Thing headed south for the LPC when John Manley stated that he would not seek party leadership...
:not-again:

Mr. Campbell, you and others will likely have a long time to wait for a worthy contended to provide a true check and balance to the CPC.


I agree with you on both counts. John Manley might be the best PM we never had. But, in my opinion the LPC headed south in the mid 1960s when Lester Pearson, an otherwise admirable man, made two blunders:

     1. He accepted, even embraced the Tom Kent/Kingston 1960 "lurch to the left" which was, and remains, unaffordable. It was, and still is, the worst sort of pandering politics; and

     2. To regain his party's position in Québec he recruited the so called "three wise men:" Jean Marchand, Gérard Pelletier and Pierre Trudeau who, collectively, dragged the LPC from the centre to the left of centre area of the political spectrum.

The Liberals have never been able to drag themselves back to the centre: too much pandering to many special interests has cemented the Grits in the wrong economic space.

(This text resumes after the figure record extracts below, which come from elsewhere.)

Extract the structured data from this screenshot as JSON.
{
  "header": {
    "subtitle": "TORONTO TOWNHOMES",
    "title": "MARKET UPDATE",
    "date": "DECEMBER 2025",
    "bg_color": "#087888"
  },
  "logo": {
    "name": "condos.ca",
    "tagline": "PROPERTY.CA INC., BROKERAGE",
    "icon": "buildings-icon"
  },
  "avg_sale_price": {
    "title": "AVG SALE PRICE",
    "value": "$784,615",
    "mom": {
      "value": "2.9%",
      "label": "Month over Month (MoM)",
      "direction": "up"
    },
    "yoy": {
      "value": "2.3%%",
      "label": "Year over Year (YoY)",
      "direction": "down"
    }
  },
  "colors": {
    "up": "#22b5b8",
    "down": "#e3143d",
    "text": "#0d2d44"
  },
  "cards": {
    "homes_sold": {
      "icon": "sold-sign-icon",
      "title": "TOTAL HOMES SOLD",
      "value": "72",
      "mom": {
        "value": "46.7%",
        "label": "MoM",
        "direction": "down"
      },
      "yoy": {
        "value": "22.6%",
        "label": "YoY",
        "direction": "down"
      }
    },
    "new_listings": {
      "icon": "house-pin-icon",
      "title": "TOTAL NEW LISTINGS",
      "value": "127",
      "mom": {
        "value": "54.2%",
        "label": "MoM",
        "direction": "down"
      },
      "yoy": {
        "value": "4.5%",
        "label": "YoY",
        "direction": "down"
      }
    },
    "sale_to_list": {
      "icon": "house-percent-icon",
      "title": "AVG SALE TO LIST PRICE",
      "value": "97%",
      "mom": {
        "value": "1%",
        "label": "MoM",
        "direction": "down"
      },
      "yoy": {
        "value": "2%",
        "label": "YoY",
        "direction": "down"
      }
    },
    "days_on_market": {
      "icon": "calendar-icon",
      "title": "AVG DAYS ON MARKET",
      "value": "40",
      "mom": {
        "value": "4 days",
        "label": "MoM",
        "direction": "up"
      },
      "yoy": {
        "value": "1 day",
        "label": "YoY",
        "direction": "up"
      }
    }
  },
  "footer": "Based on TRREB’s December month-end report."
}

I continue to support the CPC, especially financially, for two reasons:

     1. I believe in political engagement ~ BUT not for serving CF members;

     2. I think the CPC is, at the policy level, far less dangerous than either the LPC or the NDP.
It is ill that men should kill one another in seditions, tumults and wars; but it is worse to bring nations to such misery, weakness and baseness
as to have neither strength nor courage to contend for anything; to have nothing left worth defending and to give the name of peace to desolation.